The State governments are empowered to license the cultivation of cannabis for industrial and scientific purpose. On the similar lines, it may be inferred that the cultivation for industrial/ horticultural purposes, as provided in Section 14 of NDPS Act, can be considered by the State Government, it added.
While exercising this power, the State of Uttrakhand has allowed cultivation of hemp for industrial purposes and the hemp-based products are available in the market and also available online, the affidavit informed.

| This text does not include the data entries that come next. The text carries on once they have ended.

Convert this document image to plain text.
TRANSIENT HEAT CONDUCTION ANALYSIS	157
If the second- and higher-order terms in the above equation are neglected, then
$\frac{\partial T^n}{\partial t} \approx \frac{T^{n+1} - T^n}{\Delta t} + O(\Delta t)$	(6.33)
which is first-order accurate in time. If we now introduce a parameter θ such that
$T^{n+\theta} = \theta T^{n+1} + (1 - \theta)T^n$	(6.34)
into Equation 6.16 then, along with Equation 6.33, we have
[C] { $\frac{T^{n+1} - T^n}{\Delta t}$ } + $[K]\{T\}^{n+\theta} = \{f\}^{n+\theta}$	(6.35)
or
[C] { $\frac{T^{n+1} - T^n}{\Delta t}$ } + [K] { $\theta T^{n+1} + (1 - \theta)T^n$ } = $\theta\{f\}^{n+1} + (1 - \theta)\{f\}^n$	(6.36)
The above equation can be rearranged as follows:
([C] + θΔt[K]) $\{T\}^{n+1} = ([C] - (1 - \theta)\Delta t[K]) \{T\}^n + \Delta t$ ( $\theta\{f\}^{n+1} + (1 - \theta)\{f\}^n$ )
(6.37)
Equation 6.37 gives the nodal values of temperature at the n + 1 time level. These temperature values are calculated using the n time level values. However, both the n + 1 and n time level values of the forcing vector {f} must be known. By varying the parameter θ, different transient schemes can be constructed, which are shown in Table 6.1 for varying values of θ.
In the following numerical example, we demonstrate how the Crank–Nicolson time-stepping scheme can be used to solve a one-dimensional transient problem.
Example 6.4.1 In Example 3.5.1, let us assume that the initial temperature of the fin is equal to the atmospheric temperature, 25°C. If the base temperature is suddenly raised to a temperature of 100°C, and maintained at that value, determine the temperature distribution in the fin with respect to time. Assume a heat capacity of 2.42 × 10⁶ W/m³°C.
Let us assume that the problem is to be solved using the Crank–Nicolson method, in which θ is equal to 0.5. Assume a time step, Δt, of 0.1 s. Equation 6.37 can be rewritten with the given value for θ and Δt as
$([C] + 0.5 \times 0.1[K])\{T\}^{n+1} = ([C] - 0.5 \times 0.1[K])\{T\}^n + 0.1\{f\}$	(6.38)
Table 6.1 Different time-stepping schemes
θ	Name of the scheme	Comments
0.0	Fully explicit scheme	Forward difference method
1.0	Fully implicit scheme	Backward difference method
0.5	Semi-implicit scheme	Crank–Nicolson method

The Centre also submitted that cannabinoids are not a first-line treatment and cautioned against the huge risk of diversion of cannabis for non-medical use.
It highlighted that as per a survey by the Ministry of Social Justice & Empowerment, cannabis and opioids are the next commonly used substances in India, after alcohol and at the national level, one in eleven cannabis users suffered from cannabis dependence.
In its response, the Centre further clarified that under the NDPS Act, there was a clear distinction between the various parts of cannabis plant, namely the fiber, flower and the seed and does not treat all of them and their derivative equally.
The seeds and leave when not accompanied by the tops have not been included in the definition of cannabis. The Bhang which is an edible preparation of cannabis is also not controlled under the NDPS Act, it said.
The petitioner has sought to declare as unconstitutional the provisions in the NDPS Act and Rules which prohibit and criminalise the use of cannabis and prescribe unreasonable restrictions with respect to activities related to it.
The petitioner trust, registered in Karnataka and in the forefront of the movement to decriminalise the use of cannabis, has claimed there is not a single document which shows that it was lethal to humans and emphasises the use of cannabis was legal in several other countries.